There is no abstract art. You must always start with something. Afterward you can remove all traces of reality.-Pablo Picasso

She’s Going the Distance

03/11/2006

I’ve never been the girl to squeeze into a pair of jeans that were too tight (I’m all about comfort). Well, that’s a bit of a lie. When I was in junior high, the jeans had to be so tight that you had to get someone else to zip them while you laid down on the bed. Then you had to roll your beached-whale ass off the bed. But now, I want to be able to breathe (and prevent internal organs from being forever shifted under my lungs).

Maverick: Requesting permission for flyby.
Air Boss Johnson: That’s a negative ghostrider, the pattern is full.

I feel jingle jangle (I got spurs that jingle, jangle, jingle; As I go ridin’ merrily along; And they sing, ‘Away, too glad, you’re single’; And that song ain’t so very far from wrong). There’s been conversation (Bruce) regarding the schism between the writer and the person. I, (the Some Girl I, you understand not the real I, which I recently explained that Some Girl is entirely comprised of me while Some Girl only makes up a little piece of me), am “intimidating” and “don’t suffer fools gladly,” which is certainly ages away from what I thought I was. Having already had this conversation (several times over) I am not really looking for confirmation of what I’ve already heard. But I think I need to be a kinder gentler Some Girl.

Cougar: I’m holding on too tight. I’ve lost the edge. I’m sorry, sir.

Holding the difference between persona and person was easier when I wasn’t so content. I was going to use the word “happy” instead of content, but to be completely accurate, I was neither unhappy nor discontent. Before being what it was, I was happy and content with life, love and the pursuit of happiness. Bruce asked if I would consider myself a happy person in a general sense. I think that in both the general and the issue specific sense I am (was) happy. The sarcastic ready-willing-and-able bitch on wheels really only lives in my head. Publicly I am all smiles and sunshine (until you get me hammered and then I start bashing the poorly dressed).

Maverick: [spots Charlie for the first time] She’s lost that loving feeling.
Goose: She’s lo…
[catches up]
Goose: No she hasn’t.
Maverick: Yes she has.
Goose: [objecting] She’s not lost that lo…
Maverick: Goose, she’s lost it man.
[walks off]
Goose: [to Mav] Come on!
[to himself]
Goose: Aw sh… I hate it when she does that.

Unfortunately this is where I tell you that the sunshine and happiness has become Kudzu that crept through the crevices between she and I. I am having considerable angst at the idea of continuing on as Some Girl but without the therapeutic release allowed here I worry that I will be hemmed in.
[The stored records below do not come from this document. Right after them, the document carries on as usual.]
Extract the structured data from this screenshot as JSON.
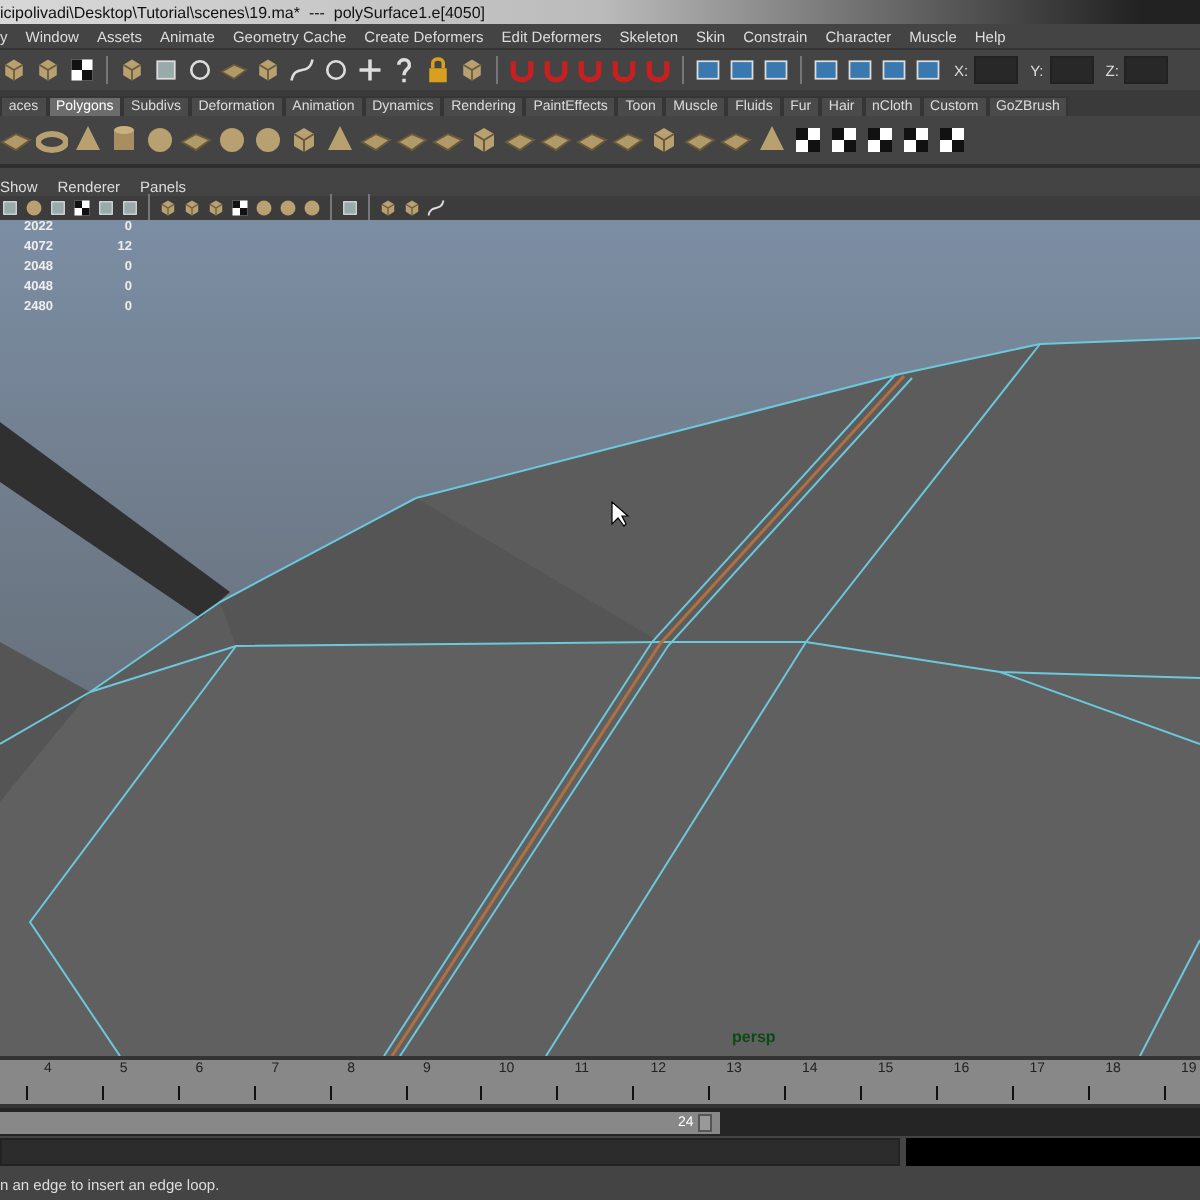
{
  "window": {
    "title": "icipolivadi\\Desktop\\Tutorial\\scenes\\19.ma*  ---  polySurface1.e[4050]"
  },
  "menu": [
    "y",
    "Window",
    "Assets",
    "Animate",
    "Geometry Cache",
    "Create Deformers",
    "Edit Deformers",
    "Skeleton",
    "Skin",
    "Constrain",
    "Character",
    "Muscle",
    "Help"
  ],
  "coordinate_fields": [
    {
      "label": "X:"
    },
    {
      "label": "Y:"
    },
    {
      "label": "Z:"
    }
  ],
  "shelf_tabs": [
    {
      "label": "aces",
      "selected": false
    },
    {
      "label": "Polygons",
      "selected": true
    },
    {
      "label": "Subdivs",
      "selected": false
    },
    {
      "label": "Deformation",
      "selected": false
    },
    {
      "label": "Animation",
      "selected": false
    },
    {
      "label": "Dynamics",
      "selected": false
    },
    {
      "label": "Rendering",
      "selected": false
    },
    {
      "label": "PaintEffects",
      "selected": false
    },
    {
      "label": "Toon",
      "selected": false
    },
    {
      "label": "Muscle",
      "selected": false
    },
    {
      "label": "Fluids",
      "selected": false
    },
    {
      "label": "Fur",
      "selected": false
    },
    {
      "label": "Hair",
      "selected": false
    },
    {
      "label": "nCloth",
      "selected": false
    },
    {
      "label": "Custom",
      "selected": false
    },
    {
      "label": "GoZBrush",
      "selected": false
    }
  ],
  "panel_menu": [
    "Show",
    "Renderer",
    "Panels"
  ],
  "hud_rows": [
    {
      "column_1": "2022",
      "column_2": "0"
    },
    {
      "column_1": "4072",
      "column_2": "12"
    },
    {
      "column_1": "2048",
      "column_2": "0"
    },
    {
      "column_1": "4048",
      "column_2": "0"
    },
    {
      "column_1": "2480",
      "column_2": "0"
    }
  ],
  "camera_label": "persp",
  "time_slider": {
    "ticks": [
      "4",
      "5",
      "6",
      "7",
      "8",
      "9",
      "10",
      "11",
      "12",
      "13",
      "14",
      "15",
      "16",
      "17",
      "18",
      "19"
    ]
  },
  "range_slider": {
    "end_frame": "24",
    "level": 0.6
  },
  "help_line": "n an edge to insert an edge loop."
}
Without the edge though (see above), I have a hard time writing anything worth writing (I refuse to be a crappy blogger writing about what I ate for dinner).

(No trophy, no flowers, no flash bulbs, no wine.; He’s haunted by something he cannot define.; Bowel shaking earthquakes of doubt and remorse,; Assail him, impale him with monster truck force.; In his mind he’s still driving, still making the grade.; She’s hoping time that her memories will fade,; Cause he’s racing and pacing and plotting the course,; He’s fighting and biting and riding on his horse.)

I guess this was a long-winded way of saying I have a touch of writer’s block and I am blaming it all on Bruce.

Next entry: Parting is such sweet sorrow

Previous entry: Optimistic linger

I’m blaming my writer’s block on Bruce, too.  Why not?

Posted by Natalie on 03/12 at 10:20 AM

Um… I don’t recall having to get you drunk before fashion bashing started.  And there is nothing wrong with writing about what you had for dinner.  I write about the mundane details of my life all the time.  Who cares what your reading public wants to read.  If the blog is about your emotional release or whatever, then use it for YOU. 

Of course, maybe that’s why I only have like four readers.

Posted by amy t. on 03/13 at 08:34 AM

Blaming Bruce is kind of my gimme. He and I try to find things throughout our day to blame on each other. “It’s your fault it’s raining.” “It’s your fault that I forgot my running sneakers.” “It’s your fault that I laugh at funerals.”

Okay, I totally made that last one up, but you get the point.

And yet, I was being a bit serious. Just a little bit. I wrote about dating disasters and excessive drinking (which may be seen again this week with the Big Irish Day coming up on Friday). Bruce has altered these occurrences (I think he would be a bit put-out if I continued to date).

I think it’s more of a matter of finding a new voice. Today at work I had an IM conversation, which kind of made me realize why I am having a difficulty with this. Maintaining my anonymity, which is very important, means that there are certain things that I don’t blog. The separation, while very necessary, impeded a bit of the creative flow.

Some time and thought are all that are needed for me to find my new groove and get a vein going again.

And in case anyone thought I was upset in the post, (which come to find out, a lot of people think I am upset in the post) I am not. Maybe I was too convoluted, but the point was that I am lacking in angst. Lacking in angst, while not so good for Some Girl and writing, is great for me.